Although he doesn’t disagree with the answers that are coming up to do with this crisis, he has some fundamental problems with the questions being asking to come up with those answers.

Some of those questions he said could be, how do we engage in best practices?

How do we start looking at this from a scientific perspective? What exactly is the problem with drugs and how do we handle that problem? Is the problem simply a question of perception?

If there were a supervised consumption site when Vander Vliet was using, he said he would have definitely taken advantage of it. “I can identify a number of occasions which I would have. I was lucky enough to have that support structure.”

Looking at his life now compared to what it was when he was using, he said, “I appreciate not looking at my life through a filter anymore.

“Because I’ve stopped using, I’ve had opportunities to engage my world in ways that I wouldn’t have been able to if I’d been caught up in my substance use.”

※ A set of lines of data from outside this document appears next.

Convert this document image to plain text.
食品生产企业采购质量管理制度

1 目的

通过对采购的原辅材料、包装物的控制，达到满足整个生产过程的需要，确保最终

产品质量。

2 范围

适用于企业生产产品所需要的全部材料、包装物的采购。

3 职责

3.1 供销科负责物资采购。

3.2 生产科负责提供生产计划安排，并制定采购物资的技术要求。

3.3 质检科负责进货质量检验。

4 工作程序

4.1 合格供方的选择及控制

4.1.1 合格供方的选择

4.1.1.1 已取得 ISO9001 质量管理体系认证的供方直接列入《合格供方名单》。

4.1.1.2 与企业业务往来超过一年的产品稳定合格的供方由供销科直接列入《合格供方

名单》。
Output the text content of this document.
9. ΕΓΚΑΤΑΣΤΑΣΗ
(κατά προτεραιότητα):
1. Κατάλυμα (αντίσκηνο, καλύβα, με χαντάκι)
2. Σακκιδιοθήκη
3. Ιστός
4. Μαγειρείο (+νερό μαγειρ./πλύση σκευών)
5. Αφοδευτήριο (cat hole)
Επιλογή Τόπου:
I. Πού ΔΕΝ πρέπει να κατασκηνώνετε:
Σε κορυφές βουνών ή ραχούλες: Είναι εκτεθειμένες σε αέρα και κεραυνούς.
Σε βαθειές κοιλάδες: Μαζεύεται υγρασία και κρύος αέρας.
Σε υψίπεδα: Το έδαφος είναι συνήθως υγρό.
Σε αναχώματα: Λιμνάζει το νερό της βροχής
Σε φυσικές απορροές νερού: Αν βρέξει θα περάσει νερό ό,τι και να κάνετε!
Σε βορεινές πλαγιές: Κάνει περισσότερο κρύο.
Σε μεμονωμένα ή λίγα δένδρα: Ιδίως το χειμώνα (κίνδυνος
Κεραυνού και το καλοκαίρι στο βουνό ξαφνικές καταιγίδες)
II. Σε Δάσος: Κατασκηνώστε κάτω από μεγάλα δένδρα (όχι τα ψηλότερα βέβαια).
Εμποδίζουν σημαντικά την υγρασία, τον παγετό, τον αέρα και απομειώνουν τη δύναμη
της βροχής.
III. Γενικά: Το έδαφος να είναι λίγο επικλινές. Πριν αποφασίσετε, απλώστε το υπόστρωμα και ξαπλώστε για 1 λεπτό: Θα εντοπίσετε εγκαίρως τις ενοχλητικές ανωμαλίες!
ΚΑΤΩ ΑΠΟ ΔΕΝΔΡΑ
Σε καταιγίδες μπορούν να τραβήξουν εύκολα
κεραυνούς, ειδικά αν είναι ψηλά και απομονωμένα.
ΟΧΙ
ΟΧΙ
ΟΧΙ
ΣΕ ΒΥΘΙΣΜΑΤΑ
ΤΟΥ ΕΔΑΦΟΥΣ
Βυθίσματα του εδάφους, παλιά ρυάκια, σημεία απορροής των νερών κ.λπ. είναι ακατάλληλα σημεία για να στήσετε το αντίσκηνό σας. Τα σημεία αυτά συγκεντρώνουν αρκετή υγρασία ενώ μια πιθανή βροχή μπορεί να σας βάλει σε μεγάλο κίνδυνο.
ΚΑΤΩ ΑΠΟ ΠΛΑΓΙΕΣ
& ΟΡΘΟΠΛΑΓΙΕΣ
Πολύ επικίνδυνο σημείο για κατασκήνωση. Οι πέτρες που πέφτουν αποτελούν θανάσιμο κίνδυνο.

He said a majority of his time was spent chasing a high, and that he started doing drugs because he was unable to make human connections. “I felt a perpetual distance between myself and other people, and in order to cope with that I cultivated a relationship with substance use.”

Having known people who have used drugs, Vander Vliet has unfortunately dealt with the devastating side - death.

“There’s that constant threat. If you know anybody who’s using, you’re essentially mourning them before they die. You just have to assume that it could happen anytime,” he said.

For those who are still using, he wants them to know that a different life is possible and he continues to be a support to those around him, along with providing a non-judgmental place people can come to and talk.